On replication in economics. Just in time for bar-room discussions at the annual meetings.
“I have a truly marvelous demonstration of this proposition which this margin is too narrow to contain.” -Fermat
“I have a truly marvelous regression result, but I can’t show you the data and won’t even show you the computer program that produced the result” – Typical paper in economics and finance.
Science demands transparency. Yet much research in economics and finance uses secret data. The journals publish results and conclusions, but the data and sometimes even the programs are not available for review or inspection. Replication, even just checking what the author(s) did given their data, is getting harder.
Quite often, when one digs in, empirical results are nowhere near as strong as the papers make them out to be.

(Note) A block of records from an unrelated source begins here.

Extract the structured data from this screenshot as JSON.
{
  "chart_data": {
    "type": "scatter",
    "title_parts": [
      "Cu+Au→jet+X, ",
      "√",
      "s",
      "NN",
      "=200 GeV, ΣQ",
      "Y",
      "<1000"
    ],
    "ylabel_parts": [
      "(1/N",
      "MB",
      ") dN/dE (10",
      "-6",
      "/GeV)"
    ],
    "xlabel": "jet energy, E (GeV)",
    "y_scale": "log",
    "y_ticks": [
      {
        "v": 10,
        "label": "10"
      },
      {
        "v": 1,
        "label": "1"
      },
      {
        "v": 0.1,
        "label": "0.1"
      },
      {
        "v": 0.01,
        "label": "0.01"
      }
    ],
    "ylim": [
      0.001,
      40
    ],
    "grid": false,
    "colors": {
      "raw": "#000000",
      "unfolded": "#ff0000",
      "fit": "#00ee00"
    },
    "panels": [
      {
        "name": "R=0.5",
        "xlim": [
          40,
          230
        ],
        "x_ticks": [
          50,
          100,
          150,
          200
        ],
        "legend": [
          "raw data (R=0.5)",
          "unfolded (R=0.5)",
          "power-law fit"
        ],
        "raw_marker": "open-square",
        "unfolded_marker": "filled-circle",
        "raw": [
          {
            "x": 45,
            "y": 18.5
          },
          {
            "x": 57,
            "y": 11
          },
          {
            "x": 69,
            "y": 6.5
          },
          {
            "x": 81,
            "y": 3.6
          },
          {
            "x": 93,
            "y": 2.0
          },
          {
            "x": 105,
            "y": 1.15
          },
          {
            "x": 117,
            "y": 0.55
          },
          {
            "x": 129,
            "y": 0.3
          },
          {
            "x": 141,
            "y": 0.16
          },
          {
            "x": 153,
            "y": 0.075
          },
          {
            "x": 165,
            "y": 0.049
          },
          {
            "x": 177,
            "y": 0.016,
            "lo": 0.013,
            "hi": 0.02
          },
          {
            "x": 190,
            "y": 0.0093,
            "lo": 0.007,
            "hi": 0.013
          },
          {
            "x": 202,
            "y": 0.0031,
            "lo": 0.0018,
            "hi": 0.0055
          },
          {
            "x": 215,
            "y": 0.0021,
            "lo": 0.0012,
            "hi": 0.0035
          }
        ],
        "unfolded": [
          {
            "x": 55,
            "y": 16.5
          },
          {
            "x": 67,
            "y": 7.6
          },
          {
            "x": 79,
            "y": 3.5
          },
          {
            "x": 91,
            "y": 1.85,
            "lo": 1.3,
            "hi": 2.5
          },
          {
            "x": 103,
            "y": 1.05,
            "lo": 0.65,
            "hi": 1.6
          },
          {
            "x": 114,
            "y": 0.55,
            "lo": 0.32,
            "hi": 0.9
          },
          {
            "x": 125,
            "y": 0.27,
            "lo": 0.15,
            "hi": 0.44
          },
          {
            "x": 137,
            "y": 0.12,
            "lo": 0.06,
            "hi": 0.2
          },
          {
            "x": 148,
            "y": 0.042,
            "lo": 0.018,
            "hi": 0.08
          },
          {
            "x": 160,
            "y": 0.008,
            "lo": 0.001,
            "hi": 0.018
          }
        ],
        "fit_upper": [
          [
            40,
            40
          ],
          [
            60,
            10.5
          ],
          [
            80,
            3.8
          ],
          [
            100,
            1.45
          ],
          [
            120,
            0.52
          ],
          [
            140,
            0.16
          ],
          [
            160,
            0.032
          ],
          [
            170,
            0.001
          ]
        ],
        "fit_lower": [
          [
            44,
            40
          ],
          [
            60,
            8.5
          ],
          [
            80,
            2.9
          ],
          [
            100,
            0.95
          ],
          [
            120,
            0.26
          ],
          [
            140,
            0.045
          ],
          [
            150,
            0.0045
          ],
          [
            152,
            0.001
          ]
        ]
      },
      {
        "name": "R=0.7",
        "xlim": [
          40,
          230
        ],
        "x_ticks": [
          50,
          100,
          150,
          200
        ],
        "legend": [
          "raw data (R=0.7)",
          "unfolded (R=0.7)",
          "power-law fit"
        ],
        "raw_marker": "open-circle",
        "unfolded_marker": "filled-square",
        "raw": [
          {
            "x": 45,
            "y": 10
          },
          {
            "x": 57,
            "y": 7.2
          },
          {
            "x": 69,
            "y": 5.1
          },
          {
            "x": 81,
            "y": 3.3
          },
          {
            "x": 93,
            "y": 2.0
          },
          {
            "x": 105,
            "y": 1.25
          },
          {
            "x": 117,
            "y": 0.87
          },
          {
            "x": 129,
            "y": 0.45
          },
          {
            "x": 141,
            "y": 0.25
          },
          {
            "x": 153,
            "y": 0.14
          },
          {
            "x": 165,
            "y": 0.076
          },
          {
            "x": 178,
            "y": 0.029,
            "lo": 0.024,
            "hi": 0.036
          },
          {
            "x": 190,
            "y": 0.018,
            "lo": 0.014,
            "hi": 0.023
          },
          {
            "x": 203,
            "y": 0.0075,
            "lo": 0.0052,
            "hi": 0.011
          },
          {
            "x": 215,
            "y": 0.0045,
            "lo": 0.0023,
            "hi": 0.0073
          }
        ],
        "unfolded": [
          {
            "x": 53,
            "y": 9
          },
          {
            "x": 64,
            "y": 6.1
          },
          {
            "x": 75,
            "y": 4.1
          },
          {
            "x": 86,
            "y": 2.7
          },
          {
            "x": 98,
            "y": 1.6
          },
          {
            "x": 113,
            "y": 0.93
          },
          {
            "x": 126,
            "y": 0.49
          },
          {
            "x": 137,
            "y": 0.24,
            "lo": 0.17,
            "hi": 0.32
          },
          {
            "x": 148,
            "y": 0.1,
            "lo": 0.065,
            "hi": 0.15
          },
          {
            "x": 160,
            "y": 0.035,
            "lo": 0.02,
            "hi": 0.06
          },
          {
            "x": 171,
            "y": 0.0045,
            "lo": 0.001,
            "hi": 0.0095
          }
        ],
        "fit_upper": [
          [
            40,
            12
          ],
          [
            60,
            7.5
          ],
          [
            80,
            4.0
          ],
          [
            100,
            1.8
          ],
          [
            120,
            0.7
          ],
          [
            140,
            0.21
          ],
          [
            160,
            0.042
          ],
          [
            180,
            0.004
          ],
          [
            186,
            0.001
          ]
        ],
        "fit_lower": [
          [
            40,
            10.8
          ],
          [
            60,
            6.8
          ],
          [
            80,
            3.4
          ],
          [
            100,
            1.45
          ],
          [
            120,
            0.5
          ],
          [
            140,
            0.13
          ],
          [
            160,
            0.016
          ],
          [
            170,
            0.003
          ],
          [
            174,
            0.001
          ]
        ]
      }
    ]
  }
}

- Simple coding errors are not unknown. Reinhart and Rogoff are a famous example — which only came to light because they were honest and ethical and posted their data.
- There are data errors.
- Many results are driven by one or two observations, which at least tempers the interpretation of the results. Often a simple plot of the data, not provided in the paper, reveals that fact.
- Standard error computation is a dark art, producing 2.11 t statistics and the requisite two or three stars suspiciously often.
- Small changes in sample period or specification destroy many “facts.”
- Many regressions involve a large set of extra right hand variables, with no strong reason for inclusion or exclusion, and the fact is often quite sensitive to those choices. Just which instruments you use and how to transform variables changes results.
- Many large-data papers difference, difference differences, add dozens of controls and fixed effects, and so forth, throwing out most of the variation in the data in the admirable quest for cause-and-effect interpretability. Alas, that procedure can load the results up on measurement errors, or slightly different and equally plausible variations can produce very different results.
- There is often a lot of ambiguity in how to define variables, which proxies to use, which data series to use, and so forth, and equally plausible variations change the results.
I have seen many examples of these problems, in papers published in top journals. Many facts that you think are facts are not facts. Yet as more and more papers use secret data, it’s getting harder and harder to know.
The solution is pretty obvious: to be considered peer-reviewed “scientific” research, authors should post their programs and data. If the world cannot see your lab methods, you have an anecdote, an undocumented claim, you don’t have research. An empirical paper without data and programs is like a theoretical paper without proofs.